A Model-Free Voltage Control Approach to Mitigate Motor Stalling and FIDVR for Smart Grids

Abstract

Electric power networks are large and highly nonlinear dynamical systems that present unique challenges to control design. Though there is a large number of dynamic models for power system stability and control, many models are only useful with right assumptions and wrong for other tasks. Moreover, the dynamic behavior of the grid is increasingly complex under the banner of smart grids. These lead to the difficulty of developing appropriate dynamic modeling, and thus an efficient control strategy. To avoid such modeling challenges, this work presents a novel dynamic voltage control strategy based on a model-free control (MFC) approach, requiring no modeling procedure.
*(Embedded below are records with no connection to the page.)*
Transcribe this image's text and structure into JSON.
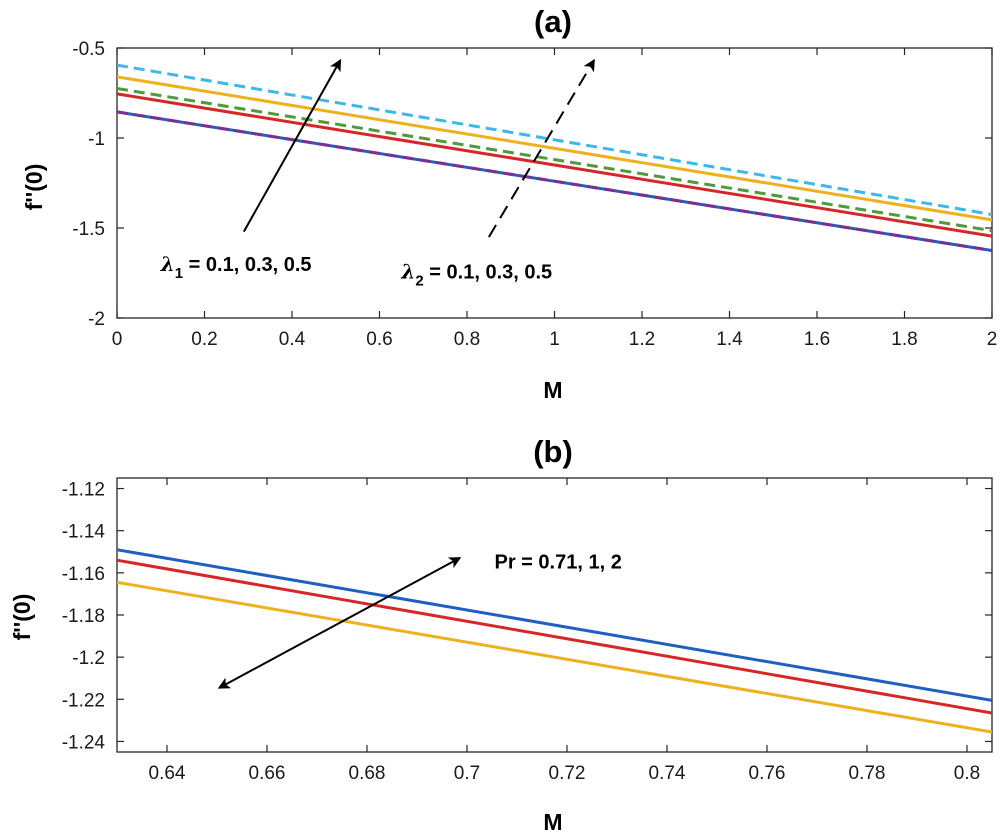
{
  "chart_data": [
    {
      "id": "a",
      "type": "line",
      "title": "(a)",
      "xlabel": "M",
      "ylabel": "f''(0)",
      "xlim": [
        0,
        2
      ],
      "ylim": [
        -2,
        -0.5
      ],
      "xticks": [
        0,
        0.2,
        0.4,
        0.6,
        0.8,
        1,
        1.2,
        1.4,
        1.6,
        1.8,
        2
      ],
      "yticks": [
        -2,
        -1.5,
        -1,
        -0.5
      ],
      "xtick_labels": [
        "0",
        "0.2",
        "0.4",
        "0.6",
        "0.8",
        "1",
        "1.2",
        "1.4",
        "1.6",
        "1.8",
        "2"
      ],
      "ytick_labels": [
        "-2",
        "-1.5",
        "-1",
        "-0.5"
      ],
      "series": [
        {
          "name": "solid blue",
          "color": "#1f5fbf",
          "dash": "solid",
          "x": [
            0,
            2
          ],
          "y": [
            -0.855,
            -1.625
          ]
        },
        {
          "name": "dashed purple",
          "color": "#7e2f8e",
          "dash": "dashed",
          "x": [
            0,
            2
          ],
          "y": [
            -0.855,
            -1.625
          ]
        },
        {
          "name": "solid red",
          "color": "#d62728",
          "dash": "solid",
          "x": [
            0,
            2
          ],
          "y": [
            -0.755,
            -1.545
          ]
        },
        {
          "name": "dashed green",
          "color": "#4f9a3a",
          "dash": "dashed",
          "x": [
            0,
            2
          ],
          "y": [
            -0.725,
            -1.515
          ]
        },
        {
          "name": "solid orange",
          "color": "#edb120",
          "dash": "solid",
          "x": [
            0,
            2
          ],
          "y": [
            -0.66,
            -1.455
          ]
        },
        {
          "name": "dashed cyan",
          "color": "#3db8e8",
          "dash": "dashed",
          "x": [
            0,
            2
          ],
          "y": [
            -0.595,
            -1.425
          ]
        }
      ],
      "annotations": [
        {
          "symbol": "λ",
          "subscript": "1",
          "text": " = 0.1, 0.3, 0.5",
          "arrow": "solid",
          "text_at": [
            0.1,
            -1.74
          ],
          "arrow_from": [
            0.29,
            -1.52
          ],
          "arrow_to": [
            0.51,
            -0.57
          ]
        },
        {
          "symbol": "λ",
          "subscript": "2",
          "text": " = 0.1, 0.3, 0.5",
          "arrow": "dashed",
          "text_at": [
            0.65,
            -1.78
          ],
          "arrow_from": [
            0.85,
            -1.55
          ],
          "arrow_to": [
            1.09,
            -0.57
          ]
        }
      ]
    },
    {
      "id": "b",
      "type": "line",
      "title": "(b)",
      "xlabel": "M",
      "ylabel": "f''(0)",
      "xlim": [
        0.63,
        0.805
      ],
      "ylim": [
        -1.245,
        -1.115
      ],
      "xticks": [
        0.64,
        0.66,
        0.68,
        0.7,
        0.72,
        0.74,
        0.76,
        0.78,
        0.8
      ],
      "yticks": [
        -1.24,
        -1.22,
        -1.2,
        -1.18,
        -1.16,
        -1.14,
        -1.12
      ],
      "xtick_labels": [
        "0.64",
        "0.66",
        "0.68",
        "0.7",
        "0.72",
        "0.74",
        "0.76",
        "0.78",
        "0.8"
      ],
      "ytick_labels": [
        "-1.24",
        "-1.22",
        "-1.2",
        "-1.18",
        "-1.16",
        "-1.14",
        "-1.12"
      ],
      "series": [
        {
          "name": "Pr = 0.71",
          "color": "#1f5fbf",
          "dash": "solid",
          "x": [
            0.63,
            0.805
          ],
          "y": [
            -1.149,
            -1.2205
          ]
        },
        {
          "name": "Pr = 1",
          "color": "#d62728",
          "dash": "solid",
          "x": [
            0.63,
            0.805
          ],
          "y": [
            -1.154,
            -1.2265
          ]
        },
        {
          "name": "Pr = 2",
          "color": "#edb120",
          "dash": "solid",
          "x": [
            0.63,
            0.805
          ],
          "y": [
            -1.1645,
            -1.2355
          ]
        }
      ],
      "annotations": [
        {
          "symbol": "",
          "subscript": "",
          "text": "Pr = 0.71, 1, 2",
          "arrow": "double",
          "text_at": [
            0.7055,
            -1.158
          ],
          "arrow_from": [
            0.6985,
            -1.153
          ],
          "arrow_to": [
            0.6505,
            -1.2145
          ]
        }
      ]
    }
  ]
}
In particular, it focuses on fault-induced delayed voltage recovery (FIDVR) events, which require complex and accurate dynamic load models to replicate such events. This work utilizes MFC as an online controller to achieve the desired voltage stability under the FIDVR event. The proposed MFC strategy allows simple implementation and low computational cost for efficient mitigation of FIDVR. For benchmarking, a reasonably accurate dynamic performance model is explored. Simulation results with the IEEE 57 bus test network demonstrate the enhanced dynamic voltage profile for load buses having induction motors with the support of reactive power resources.